Three persistent misconceptions
"I need to implement ISO 27002 to get certified." Incorrect. ISO 27001 refers to the controls in Annex A, not to ISO 27002 as a document. An auditor assesses whether your controls are effective, not whether you have implemented them in line with the wording of ISO 27002. You are free to implement a control in your own way, as long as it demonstrably works.
"ISO 27001 and ISO 27002 are 2 separate projects." Incorrect and undesirable. There is no separate "ISO 27002 project". You implement your ISMS according to ISO 27001 and consult ISO 27002 where you need guidance. Treating them as 2 separate projects creates duplicate documentation and confusion.
"Involving ISO 27002 makes the process more complex." Usually not. Using the guidance removes guesswork. Complexity only arises if you try to apply every guideline literally, regardless of relevance.
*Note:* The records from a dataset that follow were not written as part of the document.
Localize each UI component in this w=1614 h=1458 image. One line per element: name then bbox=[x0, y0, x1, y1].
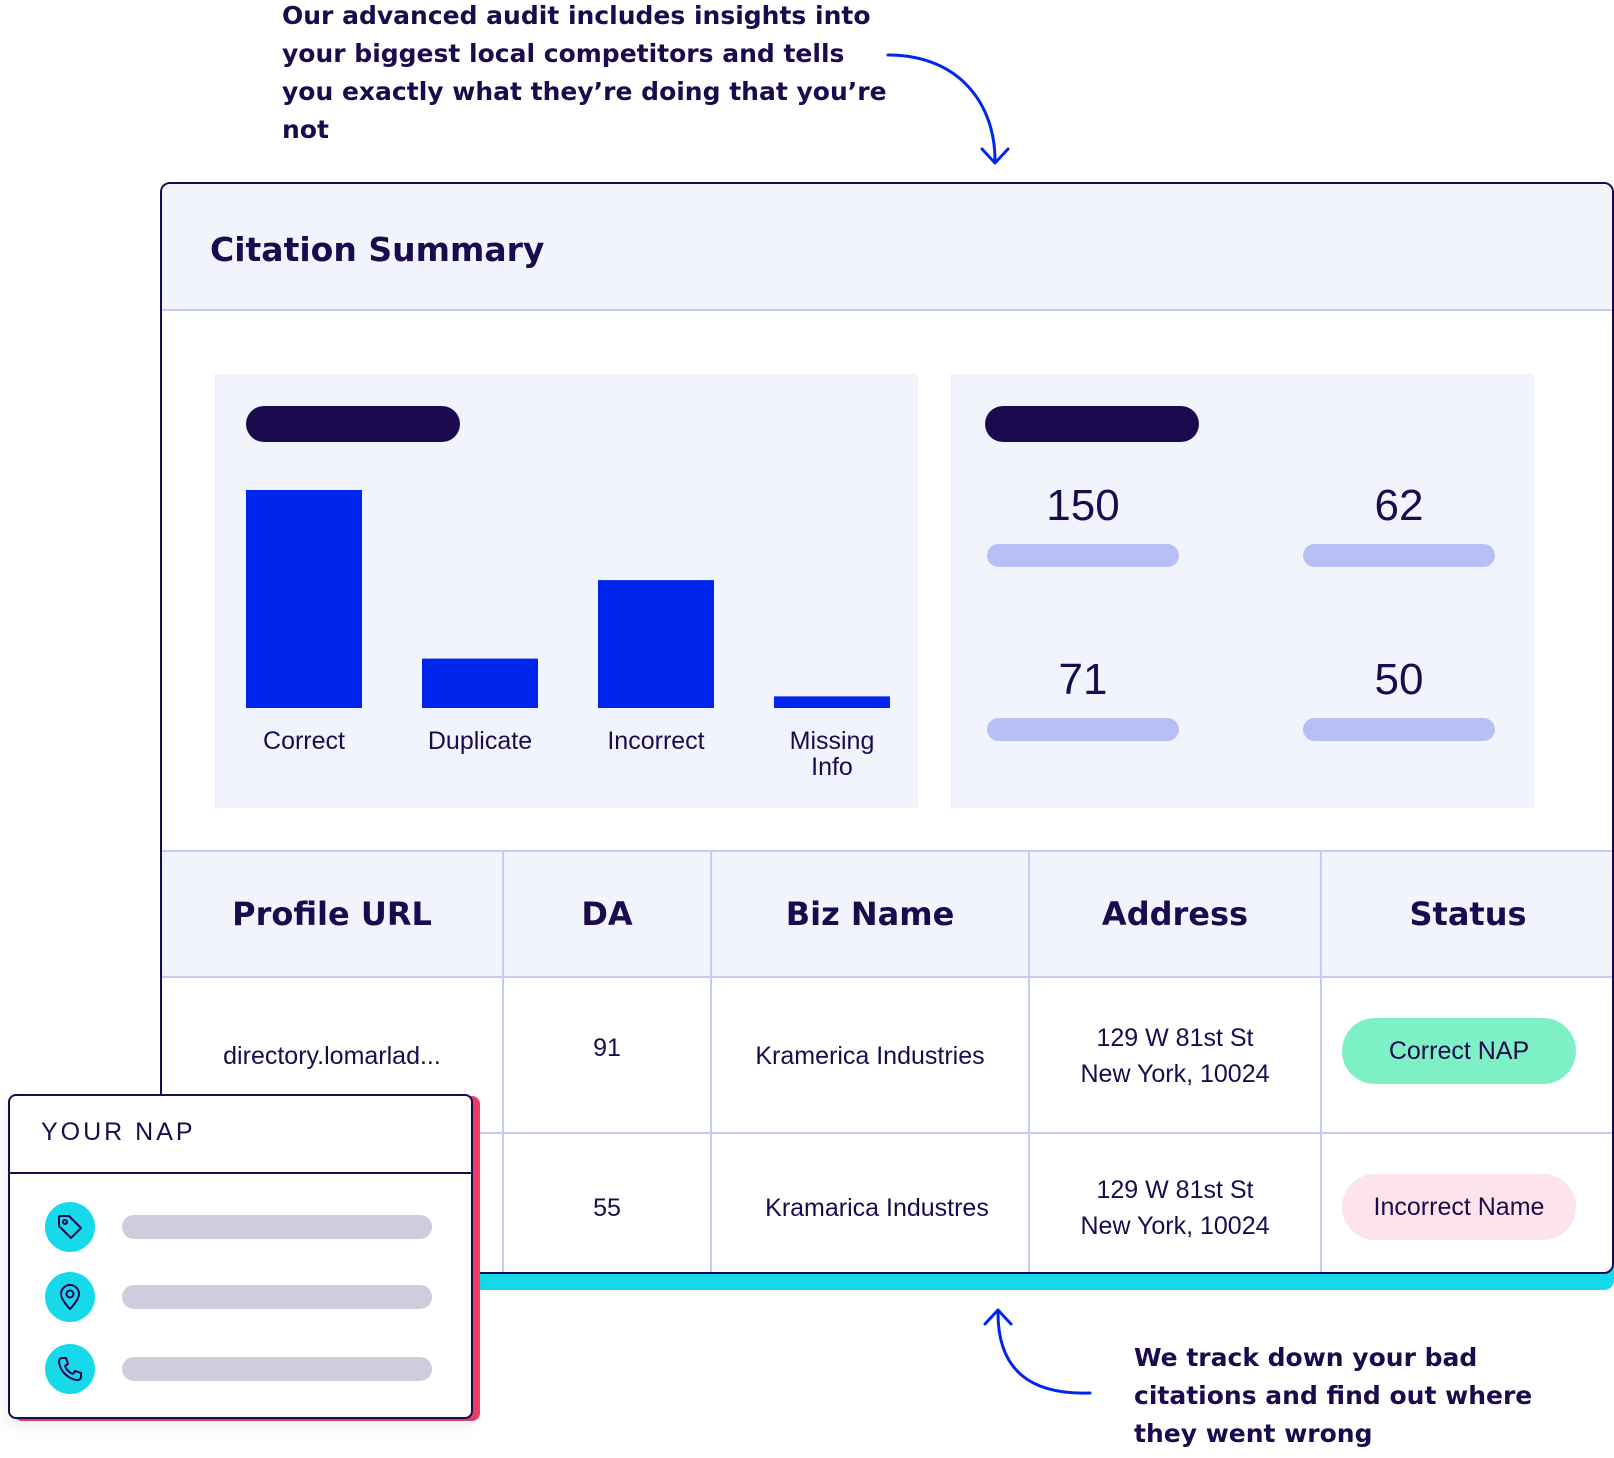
stat-value: 71 bbox=[1058, 655, 1108, 704]
stat-item: 62 bbox=[1303, 480, 1495, 567]
stat-value: 150 bbox=[1046, 481, 1120, 530]
location-pin-icon bbox=[45, 1272, 95, 1322]
profile-url-cell[interactable]: directory.lomarlad... bbox=[223, 1042, 441, 1070]
table-row[interactable]: 55 Kramarica Industres 129 W 81st St New… bbox=[162, 1136, 1612, 1272]
column-header-biz-name[interactable]: Biz Name bbox=[785, 895, 955, 933]
address-line: 129 W 81st St bbox=[1096, 1024, 1254, 1052]
bottom-annotation: We track down your bad citations and fin… bbox=[1134, 1343, 1533, 1448]
stat-label-placeholder bbox=[1303, 718, 1495, 741]
stat-item: 50 bbox=[1303, 654, 1495, 741]
column-divider bbox=[710, 850, 712, 1272]
address-line: New York, 10024 bbox=[1080, 1212, 1270, 1240]
bar-label: Missing Info bbox=[789, 727, 875, 781]
status-badge-correct: Correct NAP bbox=[1342, 1018, 1576, 1084]
citation-summary-card: Citation Summary Correct Duplicate Incorre… bbox=[160, 182, 1614, 1274]
bar-correct bbox=[246, 490, 362, 708]
address-cell: 129 W 81st St New York, 10024 bbox=[1030, 1172, 1320, 1244]
stat-label-placeholder bbox=[987, 544, 1179, 567]
chart-title-placeholder bbox=[246, 406, 460, 442]
your-nap-card: YOUR NAP bbox=[8, 1094, 473, 1419]
biz-name-cell: Kramarica Industres bbox=[765, 1194, 989, 1222]
bar-incorrect bbox=[598, 580, 714, 708]
bar-label: Incorrect bbox=[607, 727, 705, 755]
bar-label: Duplicate bbox=[427, 727, 533, 755]
top-annotation: Our advanced audit includes insights int… bbox=[282, 1, 887, 144]
da-cell: 91 bbox=[593, 1034, 621, 1062]
card-title: Citation Summary bbox=[210, 230, 545, 269]
citation-chart-panel: Correct Duplicate Incorrect Missing Info bbox=[214, 374, 918, 808]
biz-name-cell: Kramerica Industries bbox=[755, 1042, 985, 1070]
da-cell: 55 bbox=[593, 1194, 621, 1222]
bar-label: Correct bbox=[263, 727, 345, 755]
citation-bar-chart bbox=[246, 490, 890, 708]
bar-duplicate bbox=[422, 658, 538, 708]
column-header-status[interactable]: Status bbox=[1409, 895, 1527, 933]
tag-icon bbox=[45, 1202, 95, 1252]
stat-label-placeholder bbox=[987, 718, 1179, 741]
nap-phone-placeholder bbox=[122, 1357, 432, 1381]
stat-item: 150 bbox=[987, 480, 1179, 567]
address-cell: 129 W 81st St New York, 10024 bbox=[1030, 1020, 1320, 1092]
column-header-da[interactable]: DA bbox=[581, 895, 633, 933]
nap-title: YOUR NAP bbox=[41, 1118, 196, 1146]
column-divider bbox=[502, 850, 504, 1272]
phone-icon bbox=[45, 1344, 95, 1394]
stat-label-placeholder bbox=[1303, 544, 1495, 567]
column-divider bbox=[1028, 850, 1030, 1272]
stat-value: 62 bbox=[1374, 481, 1424, 530]
stats-title-placeholder bbox=[985, 406, 1199, 442]
stat-item: 71 bbox=[987, 654, 1179, 741]
nap-name-placeholder bbox=[122, 1215, 432, 1239]
column-divider bbox=[1320, 850, 1322, 1272]
status-badge-incorrect: Incorrect Name bbox=[1342, 1174, 1576, 1240]
bar-missing-info bbox=[774, 696, 890, 708]
nap-address-placeholder bbox=[122, 1285, 432, 1309]
stats-panel: 150 62 71 50 bbox=[950, 374, 1534, 808]
column-header-address[interactable]: Address bbox=[1101, 895, 1249, 933]
card-header: Citation Summary bbox=[162, 184, 1612, 311]
address-line: New York, 10024 bbox=[1080, 1060, 1270, 1088]
stat-value: 50 bbox=[1374, 655, 1424, 704]
address-line: 129 W 81st St bbox=[1096, 1176, 1254, 1204]
table-header: Profile URL DA Biz Name Address Status bbox=[162, 850, 1612, 978]
nap-header: YOUR NAP bbox=[10, 1096, 471, 1174]
column-header-profile-url[interactable]: Profile URL bbox=[232, 895, 432, 933]
table-row[interactable]: directory.lomarlad... 91 Kramerica Indus… bbox=[162, 978, 1612, 1134]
Not everything is relevant for a small organisation with a limited scope. Use it as a starting point and adapt it to your context.
How Tidal Control supports this
Tidal Control offers pre-built controls that are directly linked to the ISO 27001 Annex A references. Each control contains concrete tasks that describe what you need to do to meet the requirement, including ownership, deadlines, and evidence. The platform thereby fulfils part of the role that ISO 27002 traditionally plays: translating an abstract control into an actionable task.
Evidence is collected automatically through integrations with Microsoft Azure, AWS, Google Cloud, GitHub, GitLab, and Jira, with more than 200 automated tests that continuously verify whether controls are working. Because the Annex A controls overlap significantly with SOC 2, NIS2, DORA, and GDPR, you can set up a control once and link it to multiple standards.
Want to know where your organisation stands?
Before you start, it helps to know which controls you already have implicitly in place and where the gaps are. Take the free quick scan and get an initial picture of your position and the logical next steps in five minutes. No sales call, no obligations.
The scan also shows which Annex A controls you already cover.
Frequently asked questions
What is the most important difference between ISO 27001 and ISO 27002?
ISO 27001 is a certifiable standard containing the requirements for an information security management system. ISO 27002 is a non-certifiable guideline that provides implementation recommendations for the controls in Annex A of ISO 27001. The controls are identical in both documents; the difference lies in the purpose. ISO 27001 sets requirements, ISO 27002 explains how to fulfil them. You certify against ISO 27001 and consult ISO 27002 as a reference.
Do you need ISO 27002 to get certified against ISO 27001?
No. An auditor assesses your ISMS against the requirements of ISO 27001, not against the guidance of ISO 27002. You are free to implement controls in any demonstrably effective way. ISO 27002 is a valuable reference, but using it is a choice, not an obligation. An ISO 27002 certificate does not exist; certification is reserved for ISO 27001.
How many controls does ISO 27001:2022 have and how are they organised?
The standard contains 93 controls in Annex A, divided across 4 themes. This replaced the old structure of 114 controls across 14 domains. The reduction came mainly from merging overlapping controls, and 11 entirely new controls were added for modern risks such as cloud services and secure development. The breakdown is: organisational (37), people (8), physical (14), and technological (34).